Eligió uno de los caminos torcidos, sintiéndose el blanco de todas las miradas y oyendo toda clase de susurros, en los que distinguió las palabras «Satanás» e «impura». Aun así conservó la sonrisa amable y el paso relajado. Recordó que su profesor de dinámica social había explicado que las multitudes se comportaban como los perros: si te notaban asustado, mordían; si te veían correr, te perseguían.
Ya conocía el camino, y tardó menos de un minuto en llegar a la tienda de Buck. El reverendo estaba sentado fuera, completamente absorto en la lectura de un libro. De repente apareció el mismo personaje exageradamente servicial de la otra vez, a quien Buck llamó Todd, y se le puso delante. Se estaba formando una multitud, pero no amenazadora, sino curiosa, silenciosa y hostil.
–Otra vez usted –dijo el hombre.
–Pues sí, otra vez yo –contestó ella–. Vengo a charlar con el reverendo.
–¡Han vuelto! –exclamó Todd a los demás, mientras le cerraba el paso.
–No, si vengo sola...
El murmullo de la gente era como un zumbido eléctrico. De pronto el ambiente se tensó. Hayward miró por encima del hombro y le sorprendió que la multitud hubiera crecido tanto. «Tú concéntrate en Buck», pensó. Pero este seguía en su mesa, leyendo sin mirarla. Alcanzó a leer el título: «El libro de los mártires. Edición del Reader's Digest».
Todd se acercó tanto que sus cuerpos estuvieron a punto de rozarse.
–No se puede molestar al reverendo.
Hayward sintió una punzada de algo que se parecía incómodamente a la duda. ¿Tan claro estaba que su plan funcionaría? A ver si al final tendría razón Wentworth... Levantó la voz para que la oyera Buck.
–Solo vengo para hablar. No traigo ninguna orden de arresto. Solo quiero hablar personalmente con el reverendo. Tampoco pido nada del otro mundo.
–¡Prevaricadora! –exclamó alguien entre la multitud.
Tenía que esquivar al ayudante que le cerraba el camino. Dio un paso y le rozó.

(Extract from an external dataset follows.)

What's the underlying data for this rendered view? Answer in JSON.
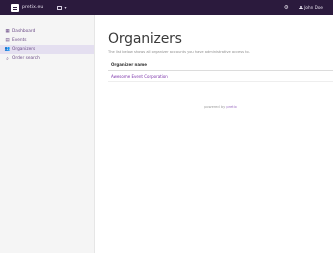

–Esto es una agresión –dijo Todd.
–Si el reverendo no quiere hablar conmigo, al menos déjele que me lo diga personalmente. Déjele decidir por sí mismo.
–El reverendo ha pedido que no se le moleste.
Mientras tanto el cuerpo de la capitana seguía en contacto con el de Todd, algo que le ponía los pelos de punta, pero intuyó que él estaba a punto de ceder.
No se equivocaba. Todd retrocedió un paso, pero sin apartarse de su camino. En ese momento se oyó otro grito:
–¡Romana!
«¿De qué iba esa chorrada sobre los romanos?»
–Solo le pido cinco minutos, reverendo –dijo ella en voz alta, asomando la cabeza por detrás de Todd–. Cinco minutos.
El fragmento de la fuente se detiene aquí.